Industri game online yang berkembang secara pesat, melahirkan berbagai inovasi dalam mekanisme permainan, salah satunya adalah gacha. Gacha berasal dari kata gashapon, mesin penjual kapsul Jepang yang mengeluarkan mainan secara acak. Dalam konteks digital, istilah ini dipakai untuk menjelaskan gacha game-sebuah genre di mana pemain “menarik” (pull/roll) untuk memperoleh karakter, senjata, atau item lain yang diperlukan dalam permainan mekanisme ini, yang mengandalkan sistem undian acak untuk mendapatkan item atau karakter tertentu, telah menjadi salah satu sumber utama pendapatan pengembang game. Namun, di balik kemasan hiburannya, gacha memunculkan kontroversi karena mengandung unsur ketidakpastian, harapan mendapatkan keuntungan, dan pengeluaran nilai tertentu-unsur yang mirip dengan perjudian.

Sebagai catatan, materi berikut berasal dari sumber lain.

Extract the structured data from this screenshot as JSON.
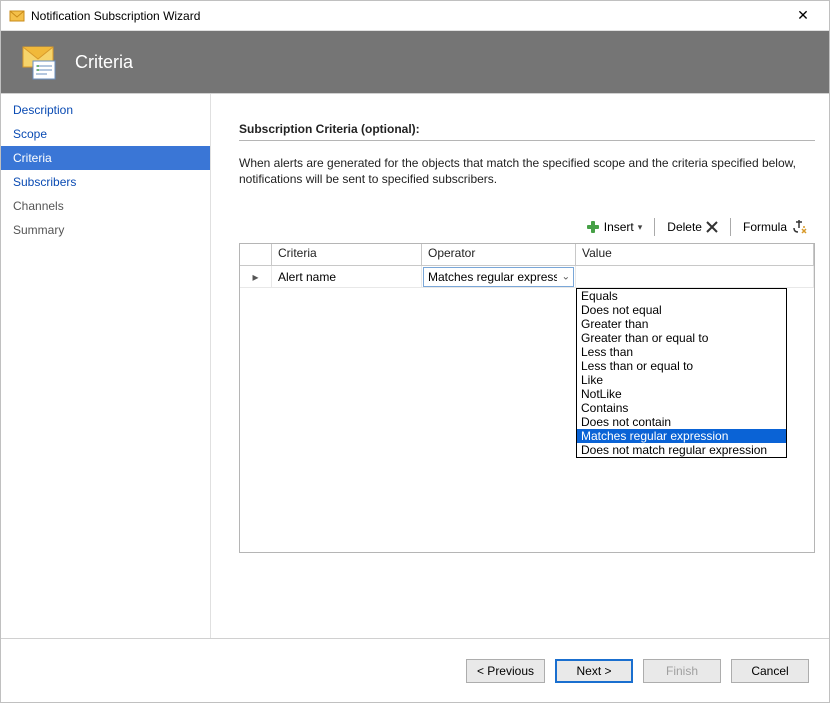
{
  "window": {
    "title": "Notification Subscription Wizard"
  },
  "header": {
    "title": "Criteria"
  },
  "sidebar": {
    "items": [
      {
        "label": "Description",
        "state": "visited"
      },
      {
        "label": "Scope",
        "state": "visited"
      },
      {
        "label": "Criteria",
        "state": "active"
      },
      {
        "label": "Subscribers",
        "state": "visited"
      },
      {
        "label": "Channels",
        "state": "future"
      },
      {
        "label": "Summary",
        "state": "future"
      }
    ]
  },
  "content": {
    "section_title": "Subscription Criteria (optional):",
    "description": "When alerts are generated for the objects that match the specified scope and the criteria specified below, notifications will be sent to specified subscribers."
  },
  "toolbar": {
    "insert": "Insert",
    "delete": "Delete",
    "formula": "Formula"
  },
  "grid": {
    "headers": {
      "criteria": "Criteria",
      "operator": "Operator",
      "value": "Value"
    },
    "row": {
      "criteria": "Alert name",
      "operator_display": "Matches regular expression",
      "value": ""
    }
  },
  "operator_options": [
    "Equals",
    "Does not equal",
    "Greater than",
    "Greater than or equal to",
    "Less than",
    "Less than or equal to",
    "Like",
    "NotLike",
    "Contains",
    "Does not contain",
    "Matches regular expression",
    "Does not match regular expression"
  ],
  "operator_selected_index": 10,
  "footer": {
    "previous": "< Previous",
    "next": "Next >",
    "finish": "Finish",
    "cancel": "Cancel"
  }
}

Gacha secara teknis merupakan mekanisme monetisasi dalam game yang memungkinkan pemain mengeluarkan mata uang virtual (sering kali dibeli dengan uang nyata) untuk memperoleh item digital secara acak. Namun, di balik tampilan "hiburan" ini tersembunyi pola transaksi yang secara struktural identik dengan perjudian-pemain menginvestasikan sumber daya finansial untuk memperoleh hadiah berdasarkan keberuntungan, dengan nilai ekonomi yang dapat diperdagangkan kembali di pasar sekunder.

Mekanisme ini secara cerdik memanfaatkan celah hukum dengan menyamarkan diri sebagai "konten game", padahal esensinya adalah taruhan terselubung. Karakteristik utamanya meliputi:

1. Elemen risiko dan imbalan-pemain tidak pernah mengetahui hasil pasti sebelum melakukan pembelian, menciptakan ketegangan psikologis.

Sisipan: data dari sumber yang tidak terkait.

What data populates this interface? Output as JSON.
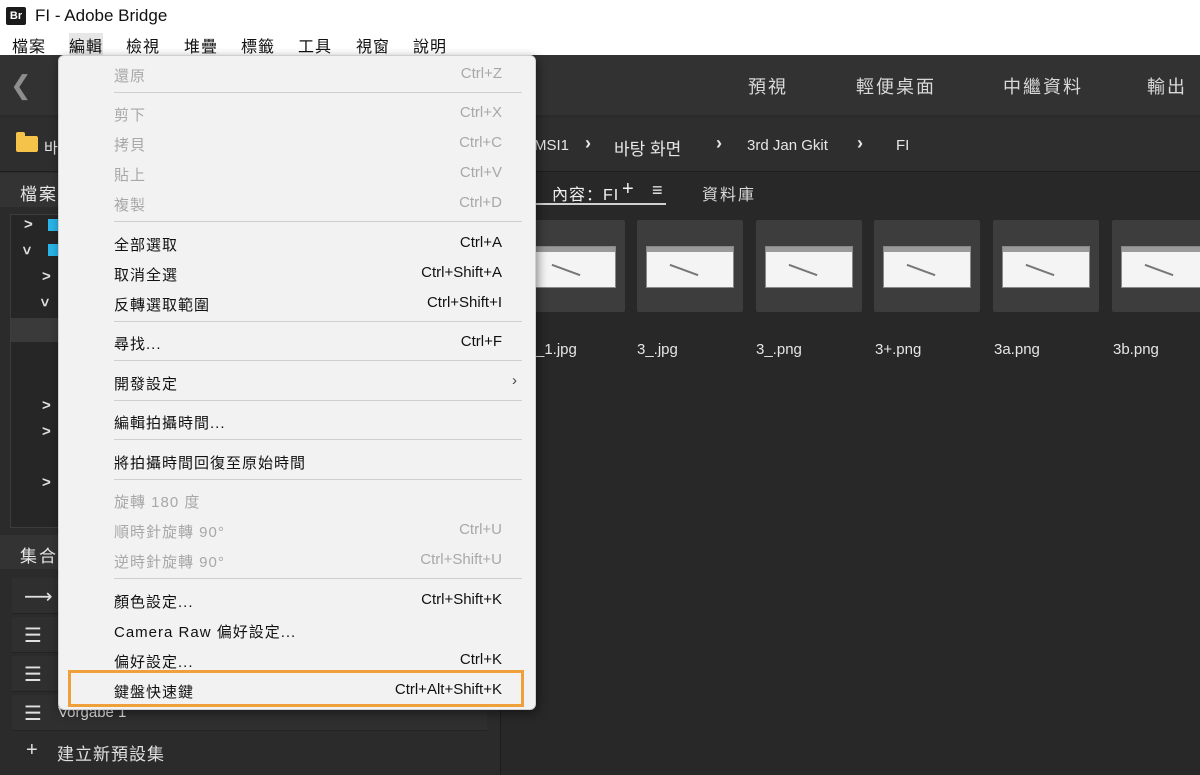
{
  "window": {
    "logo": "Br",
    "title": "FI - Adobe Bridge"
  },
  "menubar": [
    "檔案",
    "編輯",
    "檢視",
    "堆疊",
    "標籤",
    "工具",
    "視窗",
    "說明"
  ],
  "workspace_tabs": [
    "預視",
    "輕便桌面",
    "中繼資料",
    "輸出"
  ],
  "path": {
    "first": "바",
    "items": [
      "MSI1",
      "바탕 화면",
      "3rd Jan Gkit",
      "FI"
    ]
  },
  "panels": {
    "files": "檔案",
    "collections": "集合"
  },
  "collections": {
    "vorgabe": "Vorgabe 1",
    "new_preset": "建立新預設集"
  },
  "content": {
    "tab_label": "內容：FI",
    "library_tab": "資料庫"
  },
  "thumbnails": [
    "_1.jpg",
    "3_.jpg",
    "3_.png",
    "3+.png",
    "3a.png",
    "3b.png"
  ],
  "edit_menu": {
    "undo": {
      "label": "還原",
      "shortcut": "Ctrl+Z"
    },
    "cut": {
      "label": "剪下",
      "shortcut": "Ctrl+X"
    },
    "copy": {
      "label": "拷貝",
      "shortcut": "Ctrl+C"
    },
    "paste": {
      "label": "貼上",
      "shortcut": "Ctrl+V"
    },
    "duplicate": {
      "label": "複製",
      "shortcut": "Ctrl+D"
    },
    "select_all": {
      "label": "全部選取",
      "shortcut": "Ctrl+A"
    },
    "deselect_all": {
      "label": "取消全選",
      "shortcut": "Ctrl+Shift+A"
    },
    "invert_selection": {
      "label": "反轉選取範圍",
      "shortcut": "Ctrl+Shift+I"
    },
    "find": {
      "label": "尋找...",
      "shortcut": "Ctrl+F"
    },
    "develop_settings": {
      "label": "開發設定"
    },
    "edit_capture_time": {
      "label": "編輯拍攝時間..."
    },
    "revert_capture_time": {
      "label": "將拍攝時間回復至原始時間"
    },
    "rotate_180": {
      "label": "旋轉 180 度"
    },
    "rotate_cw": {
      "label": "順時針旋轉 90°",
      "shortcut": "Ctrl+U"
    },
    "rotate_ccw": {
      "label": "逆時針旋轉 90°",
      "shortcut": "Ctrl+Shift+U"
    },
    "color_settings": {
      "label": "顏色設定...",
      "shortcut": "Ctrl+Shift+K"
    },
    "camera_raw_prefs": {
      "label": "Camera Raw 偏好設定..."
    },
    "preferences": {
      "label": "偏好設定...",
      "shortcut": "Ctrl+K"
    },
    "keyboard_shortcuts": {
      "label": "鍵盤快速鍵",
      "shortcut": "Ctrl+Alt+Shift+K"
    }
  }
}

2. Sistem peluang bertingkat-Item langka sengaja dirancang dengan probabilitas sangat rendah untuk memicu dorongan repetitif.

3. Ekonomi tertutup-Meskipun beberapa game melarang perdagangan item, pasar gelap tetap berkembang untuk item langka, memperkuat nilai item tersebut.

Di Indonesia, praktik perjudian secara tegas dilarang oleh KUHP maupun KUHP Baru. Namun, belum ada regulasi yang secara eksplisit mengatur gacha atau loot box dalam game.

Situasi ini menciptakan "zona abu-abu" hukum yang berpotensi dimanfaatkan oleh pengembang game, dan di sisi lain mengancam perlindungan konsumen, khususnya kelompok rentan seperti anak di bawah umur. Fenomena ini memerlukan kajian yuridis yang mendalam untuk menjawab pertanyaan: apakah gacha dapat dianggap sebagai bentuk perjudian menurut hukum pidana Indonesia, dan bagaimana kebijakan hukum yang tepat untuk mengaturnya.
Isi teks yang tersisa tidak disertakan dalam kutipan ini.